Abstract Title:

Defects in cholesterol synthesis genes in mouse and in humans: lessons for drug development and safer treatments.

Abstract Source:

Drug Metab Rev. 2011 Feb ;43(1):69-90. PMID: 21247357

Abstract Author(s):

Simon Horvat, Jim McWhir, Damjana Rozman

Article Affiliation:

Department of Animal Science, University of Ljubljana, Domzale, Slovenia.
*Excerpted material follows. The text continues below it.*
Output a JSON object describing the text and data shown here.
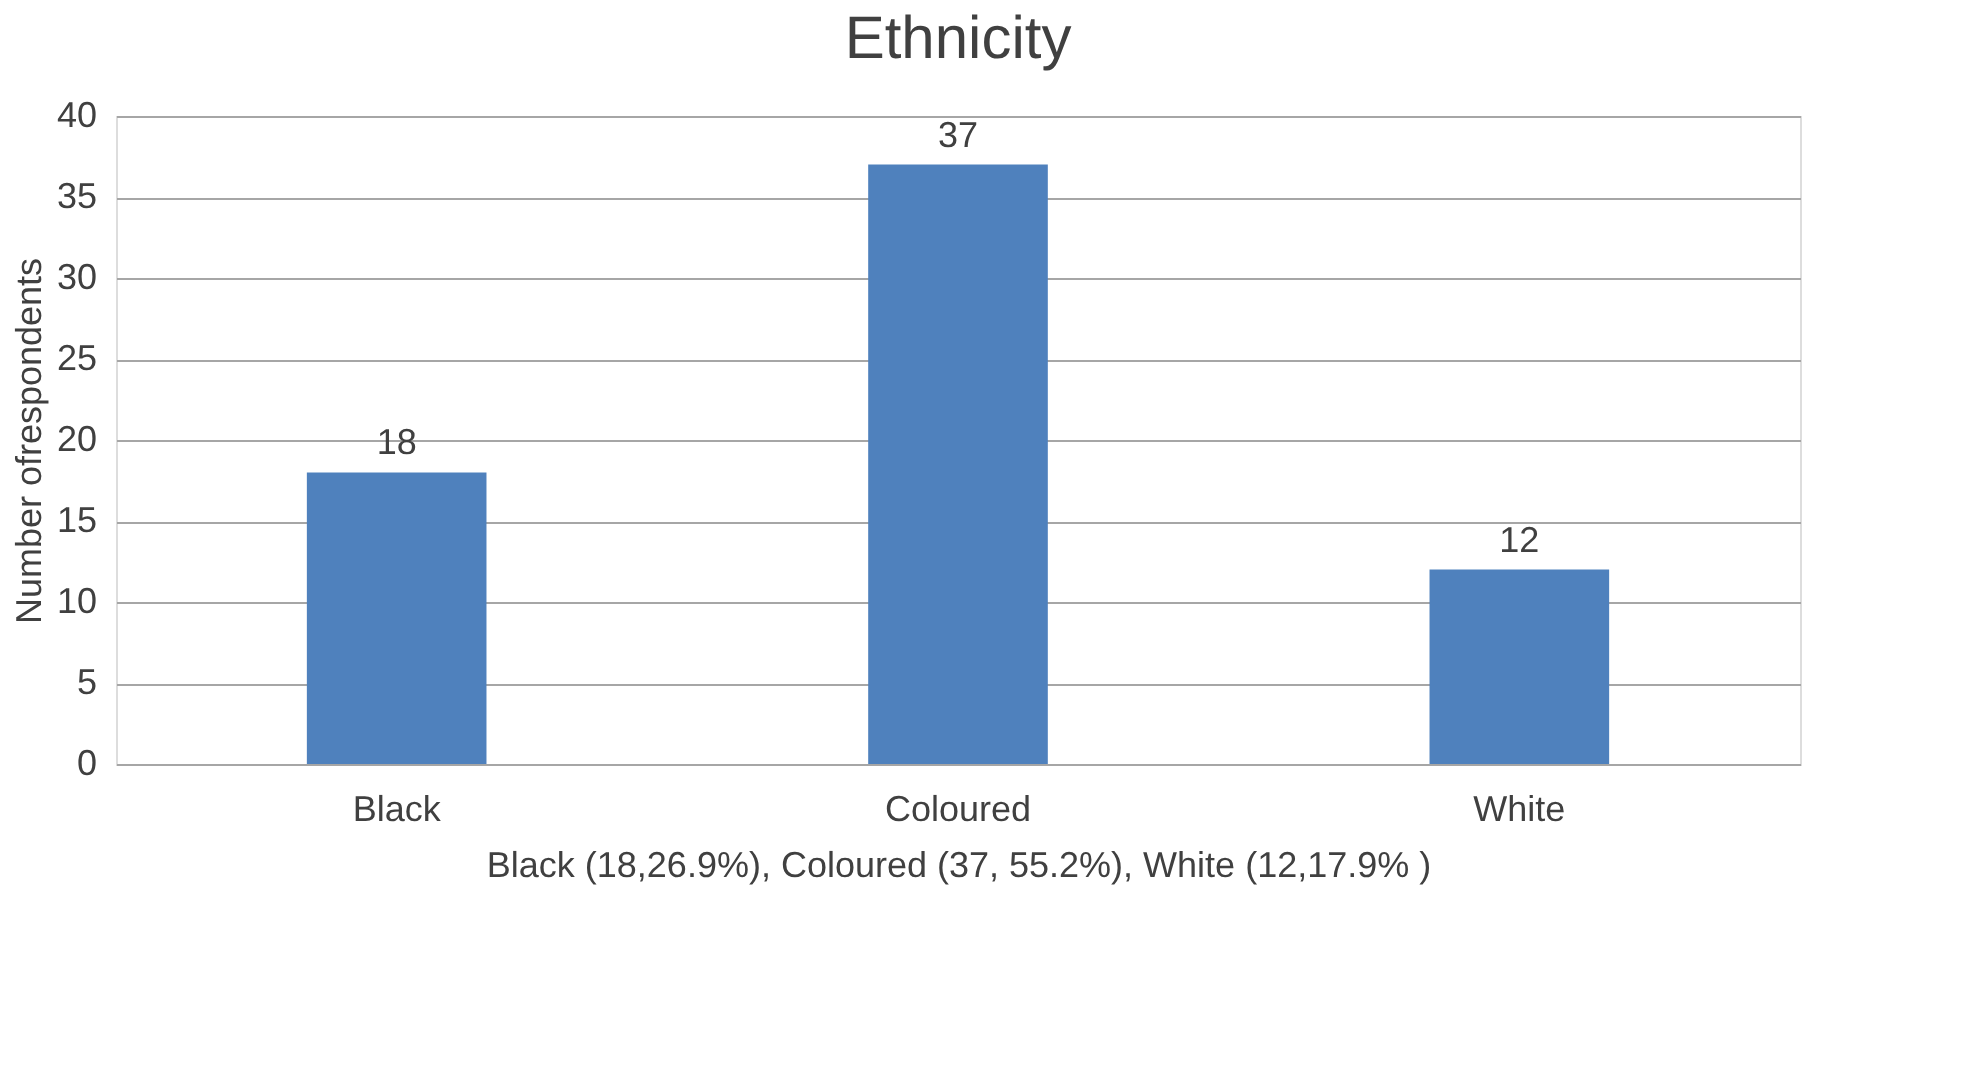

This review describes the mouse knockout models of cholesterol synthesis, together with human malformations and drugs that target cholesterogenic enzymes. Generally, the sooner a gene acts in cholesterol synthesis, the earlier the phenotype occurs. Humans with loss of function of early cholesterogenic enzymes have not yet been described, and in the mouse, loss of Hmgcr is preimplantation lethal. Together, these results indicate that the widely prescribed cholesterol-lowering statins are potentially teratogenic. The Mvk knockout is early embryonic lethal in the mouse, the absence of Fdft1 is lethal at E9.5-12.5 dpc, while the Cyp51 knockouts die at 15.0 dpc. Fungal CYP51 inhibitor azoles are teratogenic in humans, potentially leading to symptoms of Antley-Bixler syndrome. The X-linked mutations in Nsdhl and Ebp are embryonic lethal in male mice, while heterozygous females are also affected. Consequently, the anticancer drugs, tamoxifen and toremifene, inhibiting human EBP, may be harmful in early pregnancy. The Dhcr7 and Dhcr24 knockout mice die shortly after birth, while humans survive with Smith-Lemli-Opitz syndrome or desmosterolosis. Since cholesterol is essential for hedgehog signaling, disturbance of this pathway by antipsychotics and -depressants explains some drug side effects. In conclusion, defects in cholesterol synthesis are generally lethal in mice, while humans with impaired later steps of the pathway can survive with severe malformations. Evidence shows that drugs targeting or, by coincidence, inhibiting human cholesterol synthesis are better avoided in early pregnancy. Since some drugs with teratogenic potential still stay on the market, this should be avoided in new cholesterol-related drug development.